Guest Blog: Small Pleasures: Why I’m Not Going Crazy Editing Boring Stuff by Joshua Grant

Joshua Grant is a technical editor who primarily works on nonfiction. You can find his blog at www.radicalrevisions.wordpress.com

His email is jc.grant22@gmail.com. Check out his blog for great tips and tricks and stories about his own writing and editing journey!

At a recent family get-together, I tried to explain to my sister what I do:

“I edit. Mostly technical and sciencey stuff. Reports and things. Sometimes presentations.”

“Wow, that sounds boring,” she says. And it is—sort of. It’s not fun like editing fiction, much less writing fiction. But it’s also not devoid of its own pleasures.

You might get the sense from Ms. Harvey’s posts that editing is all about jetting around the world and editing out people’s extra dragons (okay, maybe not just that, but something like it). But it’s not all excitement (and fiction). A lot of us work with stuff that isn’t fiction, or even creative non-fiction. For certain reasons, my young editing career has detoured down this road, to technical documents, academic papers, financial proposals, whatever. I hope you’re not bored already.

Sure, fiction is fun, full of (hopefully) engaging characters and (ideally) compelling situations rendered in (possibly) interesting prose—all things that “boring writing” lacks. It could drive one a little crazy, but there’s a trick. I have to appreciate the beauty in clean, clear, simple prose. Prose that de-complicates complicated processes or communicates its ideas as quickly as possible. Prose that works.

Editing fiction/poetry/creative non-fic has been a dream of mine, but because the paying market for these things is thin (pro-writers are connected to specialized editors, and many newer authors balk at the notion of… well… paying), I’ve found an okay place to rest and work for now, a place to expand from.

It helps that I’m maybe pathologically obsessed with language and style.

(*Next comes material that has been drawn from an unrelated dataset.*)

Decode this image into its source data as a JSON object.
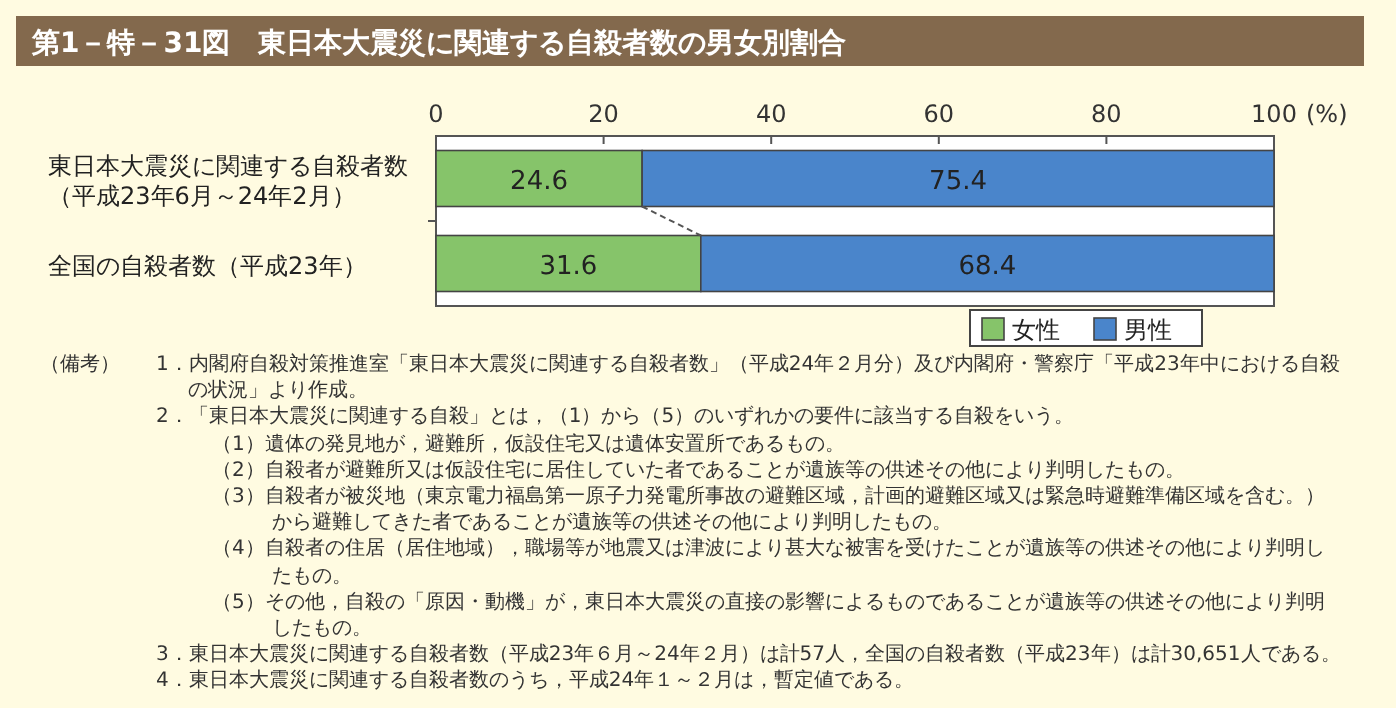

I’ve managed to find the same pleasure in editing out a comma splice in a piece of technical writing as I would in a story. Clean, strongly parallel prose feels good in any genre.

It helps that I’m curious about how the world works, and come to every fresh project with the mindset, okay, today I’m going to learn about mine engineering. Or financial consultancy. Or first aid training. Or whatever. I come to most projects with a fresh mind, and get to learn as I go, while correcting style and grammar. It’s kind of like being in a gelato shop where I get to test all the flavours, and then proofread their menu. A dream. I also get to learn about how certain professions teach their workers to write—I’ve edited engineering reports where 9 sentences out of 10 are in the passive voice. Yulp! What does that say about how engineers look at the world? Maybe nothing. What’s that say about how they write? Perhaps there is some truth in stereotypes. I feel needed.

It also helps that, with boring writing, the writer and editor tend to share a very specific and concrete goal: to produce a document that communicates certain information to a certain audience in the easiest possible way. This is, believe me, a much, much simpler and less frustrating goal than “expressing oneself” or “advancing the plot to the final battle scene.” If I query a particularly opaque term, saying “Is this common industry terminology? Revise to ___ if not,” I know I’m not putting the kind of hooks into the author that I might be if it were a creative work. No tears will be shed over my brusque queries. Not this time.